The Marxist tradition in cultural analysis

Culture is today one of the primary interests of Marxist thought, which takes to cultural analysis rather often. Karl Marx himself gave little attention to the concept and working of culture in his own writings. This as a result of Marx's focus on economical and political factors, granting culture only a secondary position. Marx positioned culture in the superstructure, which for him was derived for the economical base of material practice. The role of the superstructure, according the Marx, is to mask and justify the inequalities and exploitation which take place in the material base.  Culture for Marx is therefore something which abstracts the truth and creates "false consciousness" and an incorrect perception of social, political and economic reality endorsed by the ruling class.

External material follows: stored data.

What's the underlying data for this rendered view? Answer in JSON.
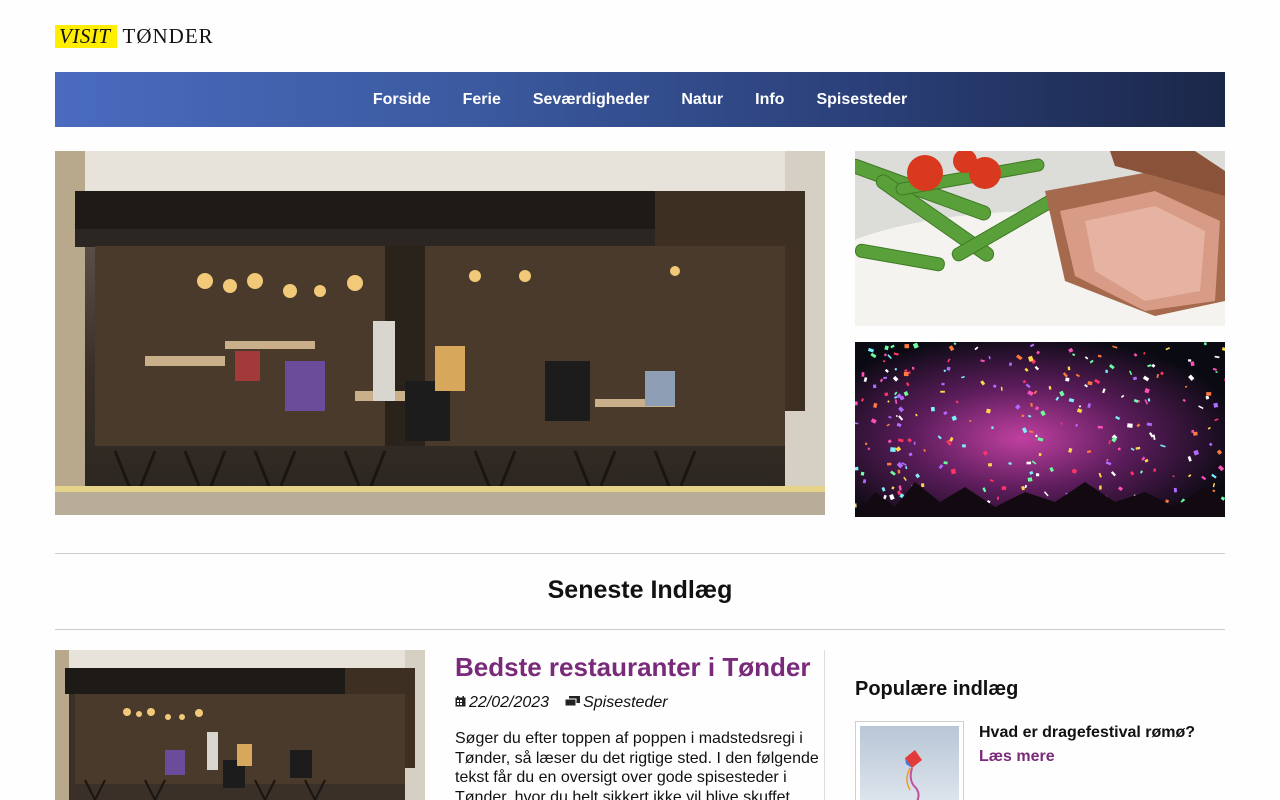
{
  "logo": {
    "visit": "VISIT",
    "town": "TØNDER"
  },
  "nav": [
    {
      "label": "Forside"
    },
    {
      "label": "Ferie"
    },
    {
      "label": "Seværdigheder"
    },
    {
      "label": "Natur"
    },
    {
      "label": "Info"
    },
    {
      "label": "Spisesteder"
    }
  ],
  "latest": {
    "heading": "Seneste Indlæg",
    "post": {
      "title": "Bedste restauranter i Tønder",
      "date": "22/02/2023",
      "category": "Spisesteder",
      "excerpt": "Søger du efter toppen af poppen i madstedsregi i Tønder, så læser du det rigtige sted. I den følgende tekst får du en oversigt over gode spisesteder i Tønder, hvor du helt sikkert ikke vil blive skuffet."
    }
  },
  "popular": {
    "heading": "Populære indlæg",
    "items": [
      {
        "title": "Hvad er dragefestival rømø?",
        "link": "Læs mere"
      }
    ]
  },
  "colors": {
    "accent": "#7a2a7a",
    "logo_yellow": "#ffee00",
    "nav_start": "#4a6bbf",
    "nav_end": "#1b2749"
  },
  "icons": {
    "date": "calendar-icon",
    "category": "folder-icon"
  }
}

Marx's successors in the 20th century had a hard time maintaining his perception of culture as secondary to the material dimension. Neo-Marxist thinking throughout the 20th century began to focus more and more on culture and its workings, giving birth to the discipline known as cultural studies. One field of cultural research within the Marxist tradition is that of asking how, and if, art and culture can subvert the workings of capitalism or how the cater for its greedy needs. The Frankfurt School for social thought is famous for the notion of cultural industry is an example of such research of culture within the Marxist tradition. Such a view of culture could stress its repressive function, such as in popular and mass culture. Another way Marxist thinkers can analyze culture is by asking how the interchange of power if facilitated by it, and the battle between different interests drawn through it. Unlike the Frankfurt School, this Marxist approach for cultural analysis, which is often attributed to the legacy of Gramsci, feels that culture can indeed be subversive and to challenge the ruling order.